The report by Lisa L. Martin, the FAS senior adviser on diversity, called the drop a “troubling reversal.” The dramatic fall in women’s acceptances came even though the fraction of tenure-track offers to women rose slightly, to 39 percent, last academic year.

“It’s hard to know whether this is just a one-year blip or whatever,” Martin, the Dillon professor of international affairs, said in a phone interview. “All this shows is that of the offers made last year to men and women, women accepted at a much lower rate than the men.”

Harvard has sought in recent years to boost its ranks of women with tenure-track posts—assistant or associate professors who are eligible to be granted a tenured professorship—as a way to improve gender diversity in FAS.
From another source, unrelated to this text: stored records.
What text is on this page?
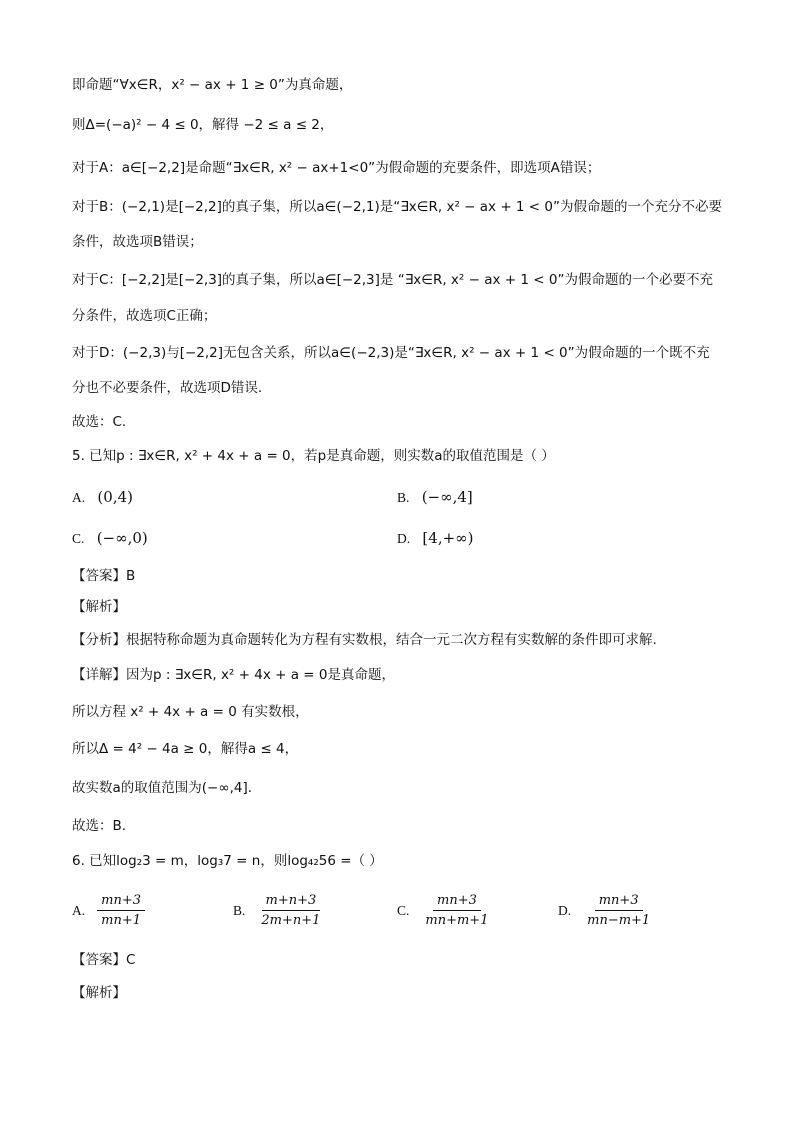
即命题“∀x∈R，x² − ax + 1 ≥ 0”为真命题，
则Δ=(−a)² − 4 ≤ 0，解得 −2 ≤ a ≤ 2，
对于A：a∈[−2,2]是命题“∃x∈R, x² − ax+1<0”为假命题的充要条件，即选项A错误；
对于B：(−2,1)是[−2,2]的真子集，所以a∈(−2,1)是“∃x∈R, x² − ax + 1 < 0”为假命题的一个充分不必要
条件，故选项B错误；
对于C：[−2,2]是[−2,3]的真子集，所以a∈[−2,3]是 “∃x∈R, x² − ax + 1 < 0”为假命题的一个必要不充
分条件，故选项C正确；
对于D：(−2,3)与[−2,2]无包含关系，所以a∈(−2,3)是“∃x∈R, x² − ax + 1 < 0”为假命题的一个既不充
分也不必要条件，故选项D错误.
故选：C.
5. 已知p : ∃x∈R, x² + 4x + a = 0，若p是真命题，则实数a的取值范围是（ ）
A. (0,4)	B. (−∞,4]
C. (−∞,0)	D. [4,+∞)
【答案】B
【解析】
【分析】根据特称命题为真命题转化为方程有实数根，结合一元二次方程有实数解的条件即可求解.
【详解】因为p : ∃x∈R, x² + 4x + a = 0是真命题，
所以方程 x² + 4x + a = 0 有实数根，
所以Δ = 4² − 4a ≥ 0，解得a ≤ 4，
故实数a的取值范围为(−∞,4].
故选：B.
6. 已知log₂3 = m，log₃7 = n，则log₄₂56 =（ ）
A. $\frac{mn+3}{mn+1}$	B. $\frac{m+n+3}{2m+n+1}$	C. $\frac{mn+3}{mn+m+1}$	D. $\frac{mn+3}{mn-m+1}$
【答案】C
【解析】
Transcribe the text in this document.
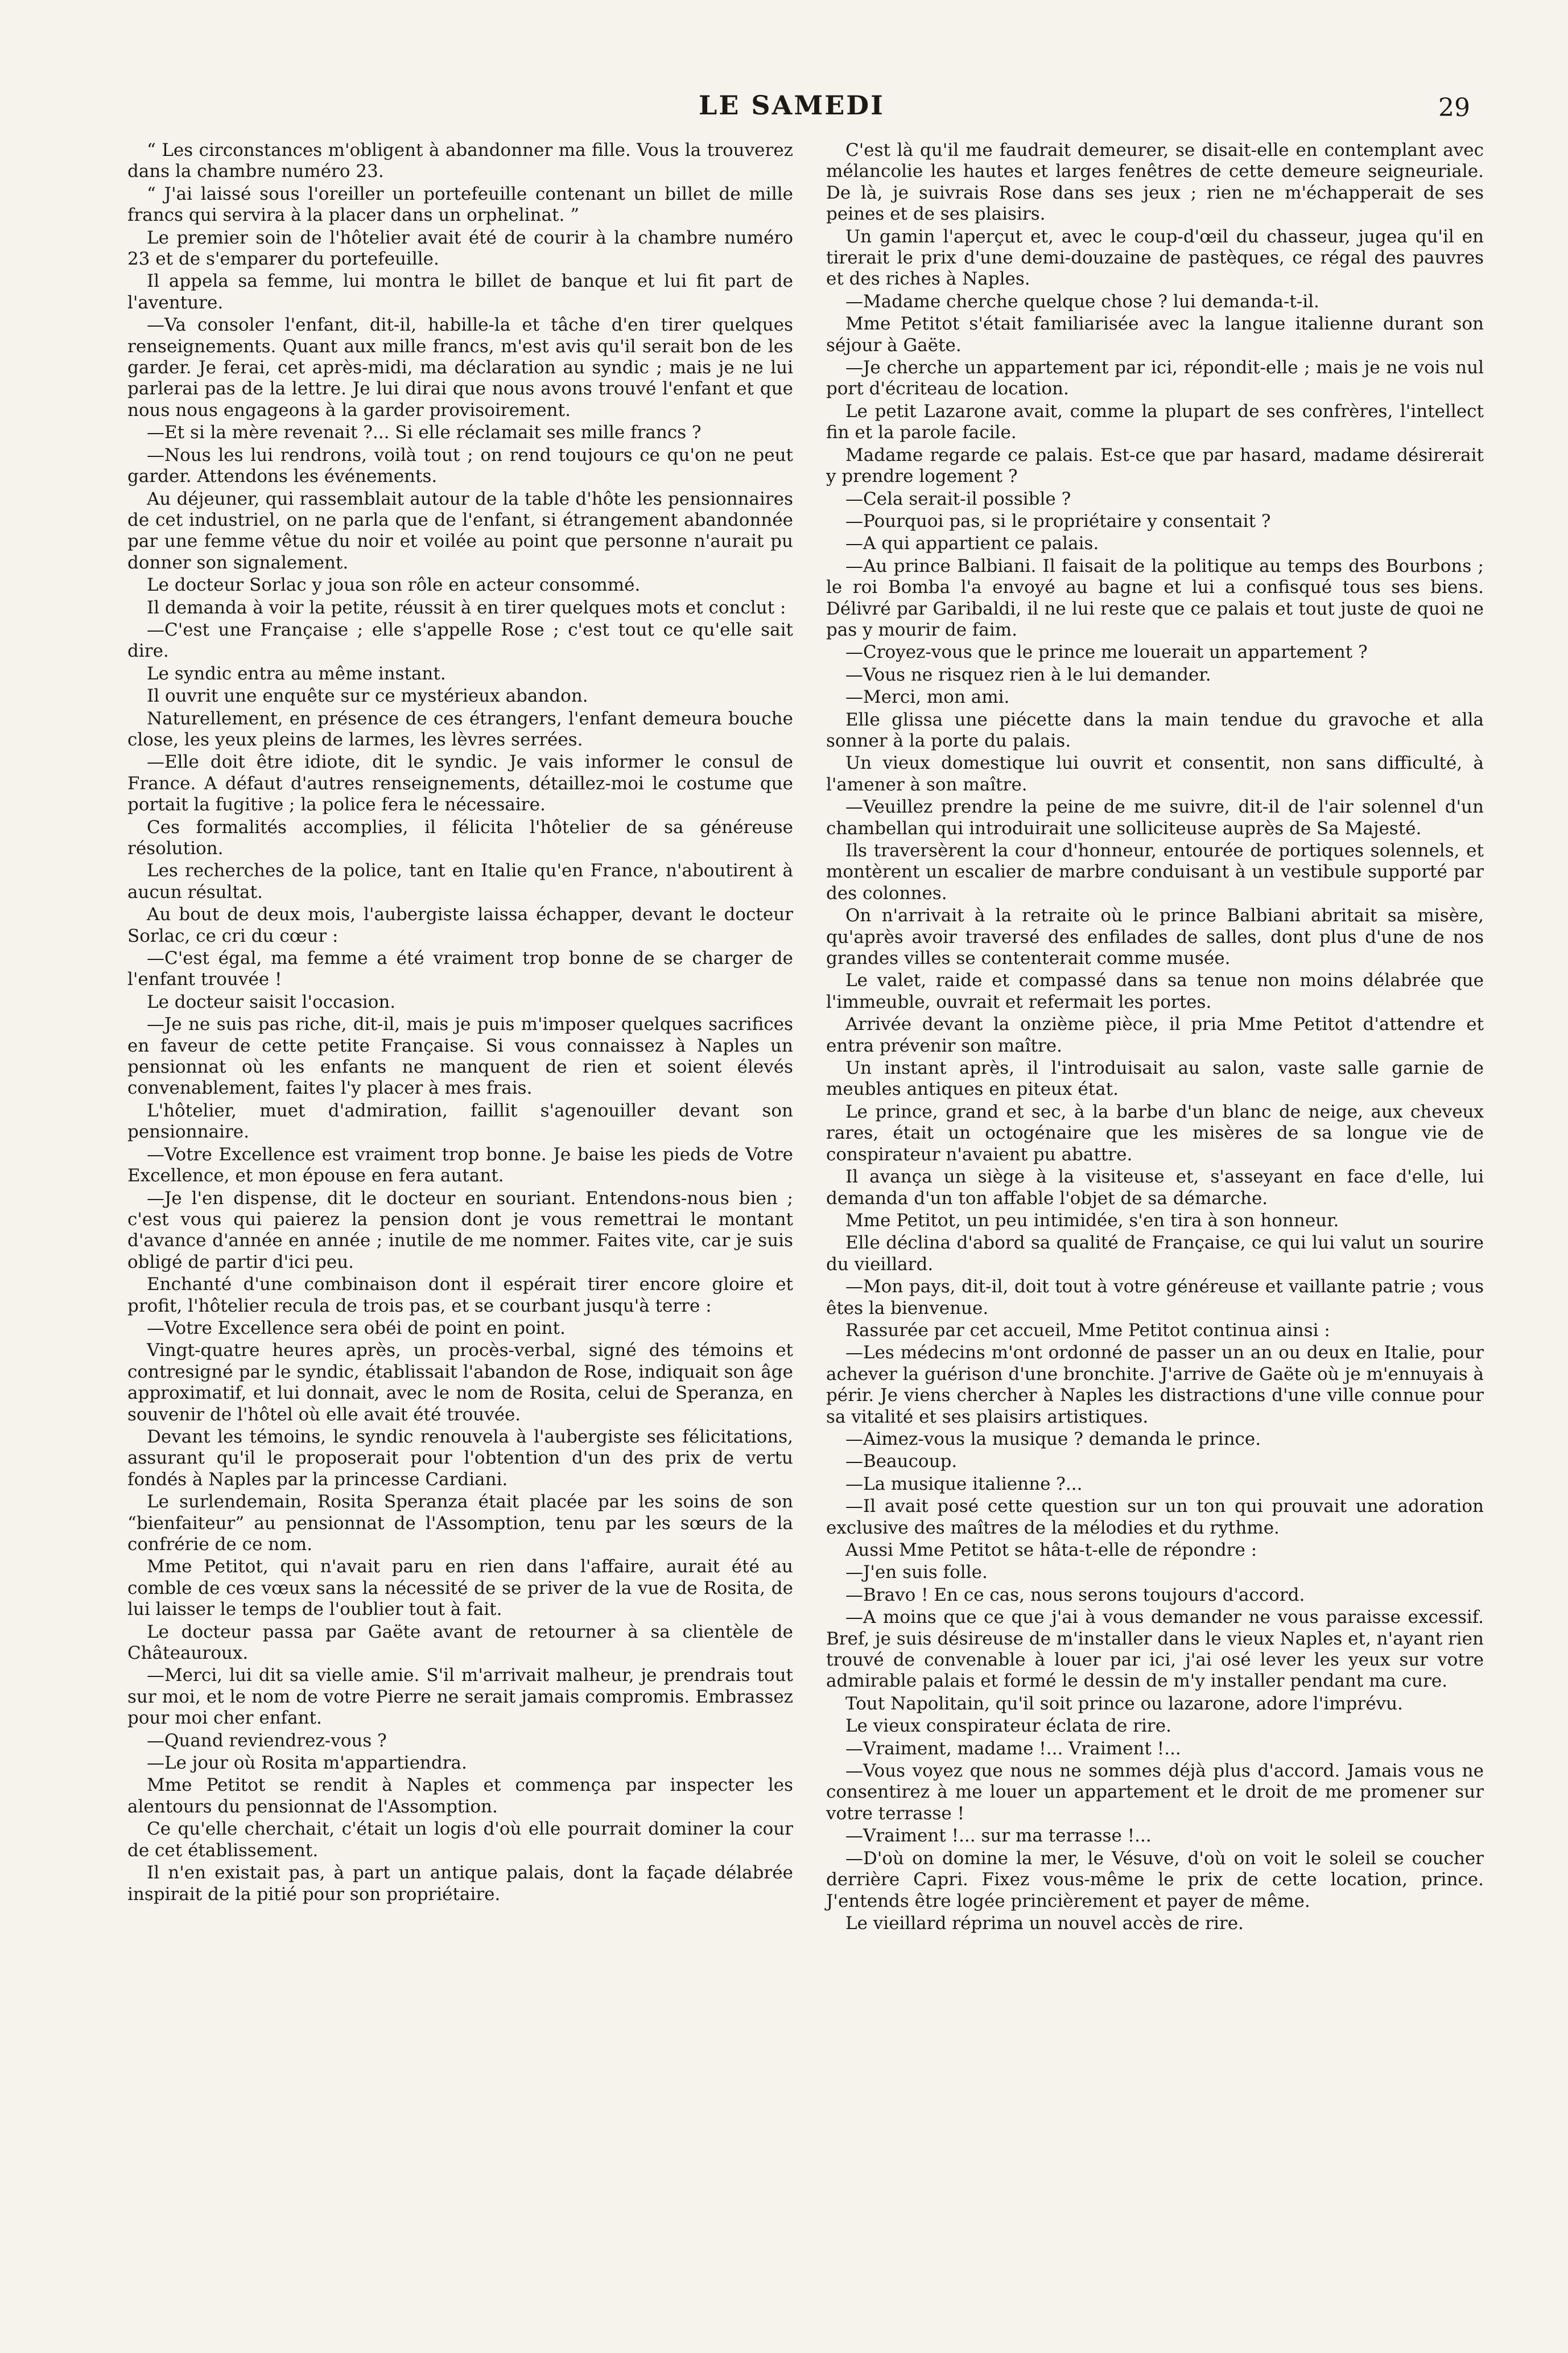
LE SAMEDI	29

“ Les circonstances m'obligent à abandonner ma fille. Vous la trouverez dans la chambre numéro 23.

“ J'ai laissé sous l'oreiller un portefeuille contenant un billet de mille francs qui servira à la placer dans un orphelinat. ”

Le premier soin de l'hôtelier avait été de courir à la chambre numéro 23 et de s'emparer du portefeuille.

Il appela sa femme, lui montra le billet de banque et lui fit part de l'aventure.

—Va consoler l'enfant, dit-il, habille-la et tâche d'en tirer quelques renseignements. Quant aux mille francs, m'est avis qu'il serait bon de les garder. Je ferai, cet après-midi, ma déclaration au syndic ; mais je ne lui parlerai pas de la lettre. Je lui dirai que nous avons trouvé l'enfant et que nous nous engageons à la garder provisoirement.

—Et si la mère revenait ?... Si elle réclamait ses mille francs ?

—Nous les lui rendrons, voilà tout ; on rend toujours ce qu'on ne peut garder. Attendons les événements.

Au déjeuner, qui rassemblait autour de la table d'hôte les pensionnaires de cet industriel, on ne parla que de l'enfant, si étrangement abandonnée par une femme vêtue du noir et voilée au point que personne n'aurait pu donner son signalement.

Le docteur Sorlac y joua son rôle en acteur consommé.

Il demanda à voir la petite, réussit à en tirer quelques mots et conclut :

—C'est une Française ; elle s'appelle Rose ; c'est tout ce qu'elle sait dire.

Le syndic entra au même instant.

Il ouvrit une enquête sur ce mystérieux abandon.

Naturellement, en présence de ces étrangers, l'enfant demeura bouche close, les yeux pleins de larmes, les lèvres serrées.

—Elle doit être idiote, dit le syndic. Je vais informer le consul de France. A défaut d'autres renseignements, détaillez-moi le costume que portait la fugitive ; la police fera le nécessaire.

Ces formalités accomplies, il félicita l'hôtelier de sa généreuse résolution.

Les recherches de la police, tant en Italie qu'en France, n'aboutirent à aucun résultat.

Au bout de deux mois, l'aubergiste laissa échapper, devant le docteur Sorlac, ce cri du cœur :

—C'est égal, ma femme a été vraiment trop bonne de se charger de l'enfant trouvée !

Le docteur saisit l'occasion.

—Je ne suis pas riche, dit-il, mais je puis m'imposer quelques sacrifices en faveur de cette petite Française. Si vous connaissez à Naples un pensionnat où les enfants ne manquent de rien et soient élevés convenablement, faites l'y placer à mes frais.

L'hôtelier, muet d'admiration, faillit s'agenouiller devant son pensionnaire.

—Votre Excellence est vraiment trop bonne. Je baise les pieds de Votre Excellence, et mon épouse en fera autant.

—Je l'en dispense, dit le docteur en souriant. Entendons-nous bien ; c'est vous qui paierez la pension dont je vous remettrai le montant d'avance d'année en année ; inutile de me nommer. Faites vite, car je suis obligé de partir d'ici peu.

Enchanté d'une combinaison dont il espérait tirer encore gloire et profit, l'hôtelier recula de trois pas, et se courbant jusqu'à terre :

—Votre Excellence sera obéi de point en point.

Vingt-quatre heures après, un procès-verbal, signé des témoins et contresigné par le syndic, établissait l'abandon de Rose, indiquait son âge approximatif, et lui donnait, avec le nom de Rosita, celui de Speranza, en souvenir de l'hôtel où elle avait été trouvée.

Devant les témoins, le syndic renouvela à l'aubergiste ses félicitations, assurant qu'il le proposerait pour l'obtention d'un des prix de vertu fondés à Naples par la princesse Cardiani.

Le surlendemain, Rosita Speranza était placée par les soins de son “bienfaiteur” au pensionnat de l'Assomption, tenu par les sœurs de la confrérie de ce nom.

Mme Petitot, qui n'avait paru en rien dans l'affaire, aurait été au comble de ces vœux sans la nécessité de se priver de la vue de Rosita, de lui laisser le temps de l'oublier tout à fait.

Le docteur passa par Gaëte avant de retourner à sa clientèle de Châteauroux.

—Merci, lui dit sa vielle amie. S'il m'arrivait malheur, je prendrais tout sur moi, et le nom de votre Pierre ne serait jamais compromis. Embrassez pour moi cher enfant.

—Quand reviendrez-vous ?

—Le jour où Rosita m'appartiendra.

Mme Petitot se rendit à Naples et commença par inspecter les alentours du pensionnat de l'Assomption.

Ce qu'elle cherchait, c'était un logis d'où elle pourrait dominer la cour de cet établissement.

Il n'en existait pas, à part un antique palais, dont la façade délabrée inspirait de la pitié pour son propriétaire.

C'est là qu'il me faudrait demeurer, se disait-elle en contemplant avec mélancolie les hautes et larges fenêtres de cette demeure seigneuriale. De là, je suivrais Rose dans ses jeux ; rien ne m'échapperait de ses peines et de ses plaisirs.

Un gamin l'aperçut et, avec le coup-d'œil du chasseur, jugea qu'il en tirerait le prix d'une demi-douzaine de pastèques, ce régal des pauvres et des riches à Naples.

—Madame cherche quelque chose ? lui demanda-t-il.

Mme Petitot s'était familiarisée avec la langue italienne durant son séjour à Gaëte.

—Je cherche un appartement par ici, répondit-elle ; mais je ne vois nul port d'écriteau de location.

Le petit Lazarone avait, comme la plupart de ses confrères, l'intellect fin et la parole facile.

Madame regarde ce palais. Est-ce que par hasard, madame désirerait y prendre logement ?

—Cela serait-il possible ?

—Pourquoi pas, si le propriétaire y consentait ?

—A qui appartient ce palais.

—Au prince Balbiani. Il faisait de la politique au temps des Bourbons ; le roi Bomba l'a envoyé au bagne et lui a confisqué tous ses biens. Délivré par Garibaldi, il ne lui reste que ce palais et tout juste de quoi ne pas y mourir de faim.

—Croyez-vous que le prince me louerait un appartement ?

—Vous ne risquez rien à le lui demander.

—Merci, mon ami.

Elle glissa une piécette dans la main tendue du gravoche et alla sonner à la porte du palais.

Un vieux domestique lui ouvrit et consentit, non sans difficulté, à l'amener à son maître.

—Veuillez prendre la peine de me suivre, dit-il de l'air solennel d'un chambellan qui introduirait une solliciteuse auprès de Sa Majesté.

Ils traversèrent la cour d'honneur, entourée de portiques solennels, et montèrent un escalier de marbre conduisant à un vestibule supporté par des colonnes.

On n'arrivait à la retraite où le prince Balbiani abritait sa misère, qu'après avoir traversé des enfilades de salles, dont plus d'une de nos grandes villes se contenterait comme musée.

Le valet, raide et compassé dans sa tenue non moins délabrée que l'immeuble, ouvrait et refermait les portes.

Arrivée devant la onzième pièce, il pria Mme Petitot d'attendre et entra prévenir son maître.

Un instant après, il l'introduisait au salon, vaste salle garnie de meubles antiques en piteux état.

Le prince, grand et sec, à la barbe d'un blanc de neige, aux cheveux rares, était un octogénaire que les misères de sa longue vie de conspirateur n'avaient pu abattre.

Il avança un siège à la visiteuse et, s'asseyant en face d'elle, lui demanda d'un ton affable l'objet de sa démarche.

Mme Petitot, un peu intimidée, s'en tira à son honneur.

Elle déclina d'abord sa qualité de Française, ce qui lui valut un sourire du vieillard.

—Mon pays, dit-il, doit tout à votre généreuse et vaillante patrie ; vous êtes la bienvenue.

Rassurée par cet accueil, Mme Petitot continua ainsi :

—Les médecins m'ont ordonné de passer un an ou deux en Italie, pour achever la guérison d'une bronchite. J'arrive de Gaëte où je m'ennuyais à périr. Je viens chercher à Naples les distractions d'une ville connue pour sa vitalité et ses plaisirs artistiques.

—Aimez-vous la musique ? demanda le prince.

—Beaucoup.

—La musique italienne ?...

—Il avait posé cette question sur un ton qui prouvait une adoration exclusive des maîtres de la mélodies et du rythme.

Aussi Mme Petitot se hâta-t-elle de répondre :

—J'en suis folle.

—Bravo ! En ce cas, nous serons toujours d'accord.

—A moins que ce que j'ai à vous demander ne vous paraisse excessif. Bref, je suis désireuse de m'installer dans le vieux Naples et, n'ayant rien trouvé de convenable à louer par ici, j'ai osé lever les yeux sur votre admirable palais et formé le dessin de m'y installer pendant ma cure.

Tout Napolitain, qu'il soit prince ou lazarone, adore l'imprévu.

Le vieux conspirateur éclata de rire.

—Vraiment, madame !... Vraiment !...

—Vous voyez que nous ne sommes déjà plus d'accord. Jamais vous ne consentirez à me louer un appartement et le droit de me promener sur votre terrasse !

—Vraiment !... sur ma terrasse !...

—D'où on domine la mer, le Vésuve, d'où on voit le soleil se coucher derrière Capri. Fixez vous-même le prix de cette location, prince. J'entends être logée princièrement et payer de même.

Le vieillard réprima un nouvel accès de rire.
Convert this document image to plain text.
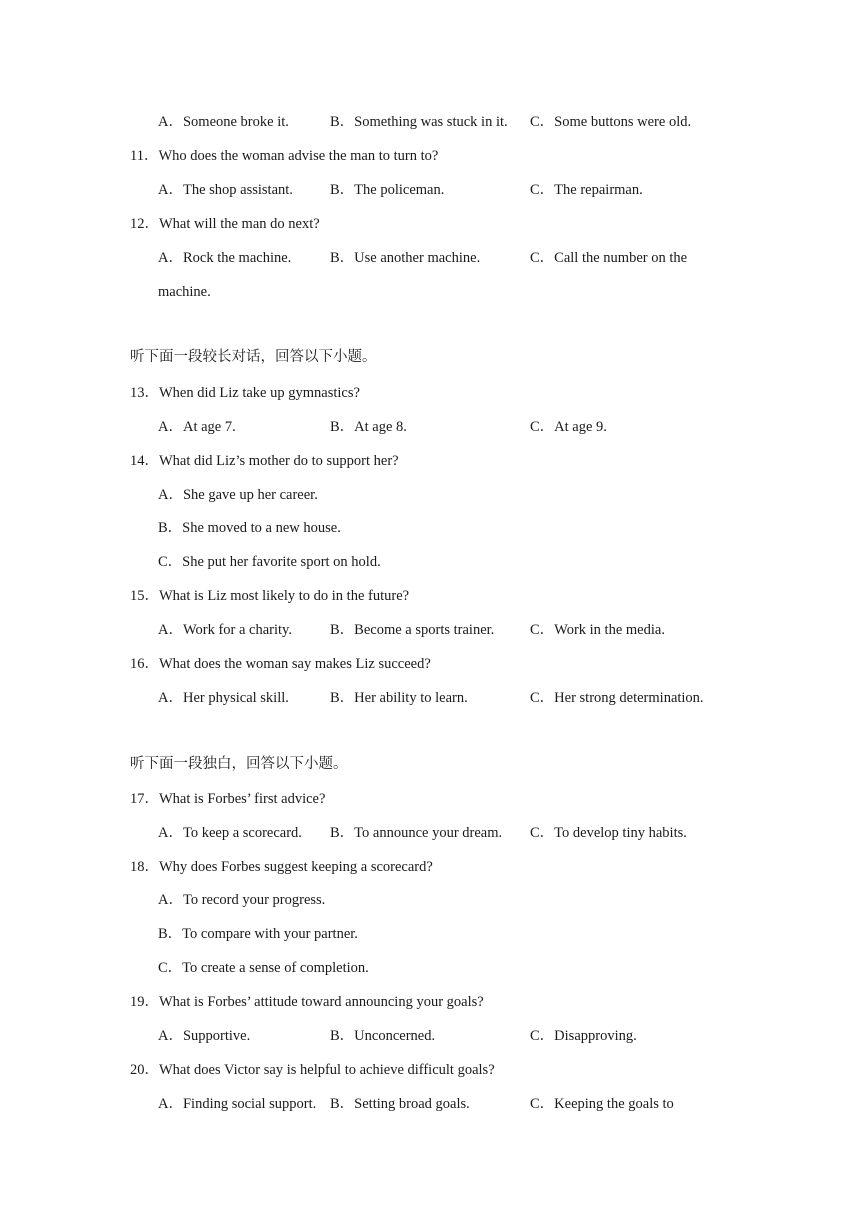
A．Someone broke it.	B．Something was stuck in it. C．Some buttons were old.
11．Who does the woman advise the man to turn to?
A．The shop assistant.	B．The policeman.	C．The repairman.
12．What will the man do next?
A．Rock the machine.	B．Use another machine.	C．Call the number on the
machine.
听下面一段较长对话，回答以下小题。
13．When did Liz take up gymnastics?
A．At age 7.	B．At age 8.	C．At age 9.
14．What did Liz’s mother do to support her?
A．She gave up her career.
B．She moved to a new house.
C．She put her favorite sport on hold.
15．What is Liz most likely to do in the future?
A．Work for a charity.	B．Become a sports trainer. C．Work in the media.
16．What does the woman say makes Liz succeed?
A．Her physical skill.	B．Her ability to learn.	C．Her strong determination.
听下面一段独白，回答以下小题。
17．What is Forbes’ first advice?
A．To keep a scorecard. B．To announce your dream. C．To develop tiny habits.
18．Why does Forbes suggest keeping a scorecard?
A．To record your progress.
B．To compare with your partner.
C．To create a sense of completion.
19．What is Forbes’ attitude toward announcing your goals?
A．Supportive.	B．Unconcerned.	C．Disapproving.
20．What does Victor say is helpful to achieve difficult goals?
A．Finding social support. B．Setting broad goals.	C．Keeping the goals to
The issue sparked national interest in early 2005, after then-University president Lawrence H. Summers suggested that a lack of “intrinsic aptitude” might account for the dearth of women in the sciences.

But according to the report, Harvard’s biggest problem may lie in recruiting faculty for the humanities. Martin found that only 34 percent of FAS tenure-track professors in the humanities are women—even though the percentage of students who gain PhDs in those disciplines now “substantially exceeds” 50 percent.

The report, which was completed in September and distributed at Tuesday’s Faculty meeting, also showed that the percentage of tenure offers made to women is still well below its 2000-2001 high.

Martin said the dip in offers to women—from 36 percent in 2000-2001, to about 12 percent three years later, and back up to 30 percent last year—was caused because “people sort of believed that the problem was just solved.”

“This is an issue that requires constant attention—it’s not a one-shot deal, unfortunately,” she said. “People weren’t paying enough attention, and now it’s obviously back on the agenda.”

The report partly attributed difficulties in retaining women faculty to a gap between the tradition of Harvard as a residential university and the reality that only 43 percent of FAS faculty now reside in Cambridge. Professors with family responsibilities are often forced to leave early from key meetings that last until 6 or 7 p.m.

To drive home the point, the report features comparative maps showing the spread of faculty residences outward from Cambridge since 1905. It calls on the Faculty “to reconsider the way that we do business on a day-to-day basis, and to recognize that practices that evolved when Harvard faculty were available on a round-the-clock basis to interact with colleagues and students are having a discriminatory and counterproductive effect today.”

Martin said in the interview that her main priorities for the year are to restructure searches for new faculty in a way that maximizes the applicant pool and to improve the mentoring of junior professors. Her report said that a program to form mentoring groups within academic divisions has been established, with funding for senior and junior faculty to meet for lunch once a semester.

In an e-mail response to questions, Interim Dean of the Faculty Jeremy R. Knowles did not address the drop in acceptances of tenure-track offers among women. He wrote: “I’m very pleased that Professor Martin has approached these issues with such thoughtful energy, and I strongly support the range of activities—from deepening our searches, to improving our maternity leave policies—that she has initiated.”

It is not clear how many women actually accepted tenure-track offers to join FAS. According to a University report released in June, the number of tenure-track faculty in FAS rose from 185 in 2004-2005 to 198 last academic year, and the number of women tenure-track professors saw a net increase from 65 to 72 over the same period.